The vastness gives the ocean its divine potential. More strictly speaking, the vastness has also allowed humans to dump almost anything into the ocean over the years. Oil, sewage, corpses, chemical waste, garbage, military weapons, and even marine structures such as diamond oil platforms can disappear in the ocean. In the sea, as if engulfed by a black hole, never see the light of day again. In the 20th century, there was a popular saying in the scientific community that "dilution is the solution to pollution". Throwing the intractable things into the sea is invisible to the eyes. In addition to waste water and garbage, it is also applicable to unexploded bombs left over from World War II and drills that have been in disrepair.

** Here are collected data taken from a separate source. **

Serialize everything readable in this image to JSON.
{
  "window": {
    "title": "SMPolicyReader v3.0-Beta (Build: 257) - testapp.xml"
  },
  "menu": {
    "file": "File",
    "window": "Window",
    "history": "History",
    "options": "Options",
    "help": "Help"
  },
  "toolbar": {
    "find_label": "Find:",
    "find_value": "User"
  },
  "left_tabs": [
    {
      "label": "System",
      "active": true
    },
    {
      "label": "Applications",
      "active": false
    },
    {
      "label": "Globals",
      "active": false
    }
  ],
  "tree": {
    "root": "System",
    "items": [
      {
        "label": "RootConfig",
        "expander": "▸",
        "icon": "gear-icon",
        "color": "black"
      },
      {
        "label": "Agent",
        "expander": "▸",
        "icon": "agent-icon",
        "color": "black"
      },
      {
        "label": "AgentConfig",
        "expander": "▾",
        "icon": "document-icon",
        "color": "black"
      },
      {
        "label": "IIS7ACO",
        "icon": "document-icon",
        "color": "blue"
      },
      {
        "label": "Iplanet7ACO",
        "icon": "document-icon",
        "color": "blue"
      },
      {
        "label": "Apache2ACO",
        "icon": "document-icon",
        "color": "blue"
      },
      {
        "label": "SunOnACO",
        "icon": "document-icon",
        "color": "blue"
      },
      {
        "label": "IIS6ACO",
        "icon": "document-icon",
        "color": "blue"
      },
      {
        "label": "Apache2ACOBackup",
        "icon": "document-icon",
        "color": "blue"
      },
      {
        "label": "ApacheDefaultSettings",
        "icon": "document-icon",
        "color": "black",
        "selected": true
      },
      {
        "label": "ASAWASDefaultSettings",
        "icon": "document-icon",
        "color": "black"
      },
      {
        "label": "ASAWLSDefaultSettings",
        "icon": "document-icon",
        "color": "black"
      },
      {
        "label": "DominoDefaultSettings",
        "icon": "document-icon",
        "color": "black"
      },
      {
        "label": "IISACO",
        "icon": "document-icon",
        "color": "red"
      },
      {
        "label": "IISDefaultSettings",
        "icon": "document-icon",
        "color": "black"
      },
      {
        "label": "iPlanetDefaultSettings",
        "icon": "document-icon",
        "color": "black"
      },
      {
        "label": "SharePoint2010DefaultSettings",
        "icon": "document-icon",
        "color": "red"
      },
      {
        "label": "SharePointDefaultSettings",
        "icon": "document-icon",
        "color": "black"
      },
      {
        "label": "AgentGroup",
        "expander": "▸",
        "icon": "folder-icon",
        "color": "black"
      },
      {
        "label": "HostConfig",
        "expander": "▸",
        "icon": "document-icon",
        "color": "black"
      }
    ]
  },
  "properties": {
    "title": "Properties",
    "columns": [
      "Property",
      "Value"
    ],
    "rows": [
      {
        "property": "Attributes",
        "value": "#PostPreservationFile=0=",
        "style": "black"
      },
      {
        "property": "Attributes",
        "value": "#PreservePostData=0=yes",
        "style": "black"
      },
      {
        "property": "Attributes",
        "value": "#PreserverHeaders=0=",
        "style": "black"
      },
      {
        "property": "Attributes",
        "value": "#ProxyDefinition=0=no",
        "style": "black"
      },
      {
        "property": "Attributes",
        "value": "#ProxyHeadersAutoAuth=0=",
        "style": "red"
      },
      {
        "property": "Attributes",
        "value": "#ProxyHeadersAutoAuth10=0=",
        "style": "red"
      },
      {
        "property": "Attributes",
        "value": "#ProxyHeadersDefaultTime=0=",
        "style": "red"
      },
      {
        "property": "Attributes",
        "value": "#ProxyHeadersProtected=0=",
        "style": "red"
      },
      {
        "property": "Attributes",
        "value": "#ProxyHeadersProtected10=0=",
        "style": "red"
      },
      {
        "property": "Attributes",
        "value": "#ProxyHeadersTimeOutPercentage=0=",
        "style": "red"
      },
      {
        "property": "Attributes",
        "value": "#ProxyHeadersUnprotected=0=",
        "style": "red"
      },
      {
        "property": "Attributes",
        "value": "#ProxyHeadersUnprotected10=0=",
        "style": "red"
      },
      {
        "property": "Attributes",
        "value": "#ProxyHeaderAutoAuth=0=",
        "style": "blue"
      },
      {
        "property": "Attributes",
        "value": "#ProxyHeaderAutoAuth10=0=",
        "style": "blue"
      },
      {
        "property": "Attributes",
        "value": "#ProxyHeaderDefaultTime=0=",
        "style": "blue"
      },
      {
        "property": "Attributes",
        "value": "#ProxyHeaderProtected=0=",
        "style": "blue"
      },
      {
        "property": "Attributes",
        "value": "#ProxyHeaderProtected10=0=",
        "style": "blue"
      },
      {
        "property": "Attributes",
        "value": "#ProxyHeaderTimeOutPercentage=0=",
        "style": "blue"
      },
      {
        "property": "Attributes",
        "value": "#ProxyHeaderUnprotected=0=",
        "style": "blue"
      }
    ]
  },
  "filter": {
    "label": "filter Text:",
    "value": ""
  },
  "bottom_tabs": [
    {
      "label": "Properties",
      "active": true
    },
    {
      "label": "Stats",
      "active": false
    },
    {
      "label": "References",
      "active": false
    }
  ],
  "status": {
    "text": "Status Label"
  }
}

Oil platforms and ships shrouded in suspicion of serious Photo Restoration Service crimes. Few things are more toxic than oil, but it wasn't until 1973 that dumping oil into the sea became illegal. Back in 1967, the 974-foot-long oil tanker Torrey Canyon sailed off the coast of the United Kingdom and ran aground. The British sent bombers to sink the ship and tried to burn the oil spill floating on the sea, but this only made the pollution spread worse. On one side of the strait, more than 100 miles of French coastline is polluted. After the international review of the disaster, more than 100 countries signed the International Convention for the Prevention of Pollution from Ships in 1973 to manage the disposal of waste oil and other wastes from ships. The era of bad consequences and having to face the lessons came too late. Even if there are international conventions, there are still many ships that secretly erect "magic pipelines" to save time for waste removal operations and pollutant treatment costs when docking. For example, modern large cruise ships carry thousands of passengers.
Treated wastewater is larger than a small town's wastewater treatment plant can handle. The wide variety of pollution is not just chemical toxins. It may be the death of a large number of native organisms due to alien species. The fertile wastewater causes red tides and harmful algal growth, which robs the oxygen in the water and kills marine life. It also makes eating seafood. Of consumers getting sick, satellite photography shows sometimes harmful algae in an area larger than a Californian. Ian Urbina's life-threatening journalist on ocean issues Without first-hand reporting records, people living on land would have almost no way of knowing the bizarre stories that are happening in the ocean and on the sea. Why did Ian allow all kinds of outlaws at sea to tell their stories? Ian is an American biological male reporter.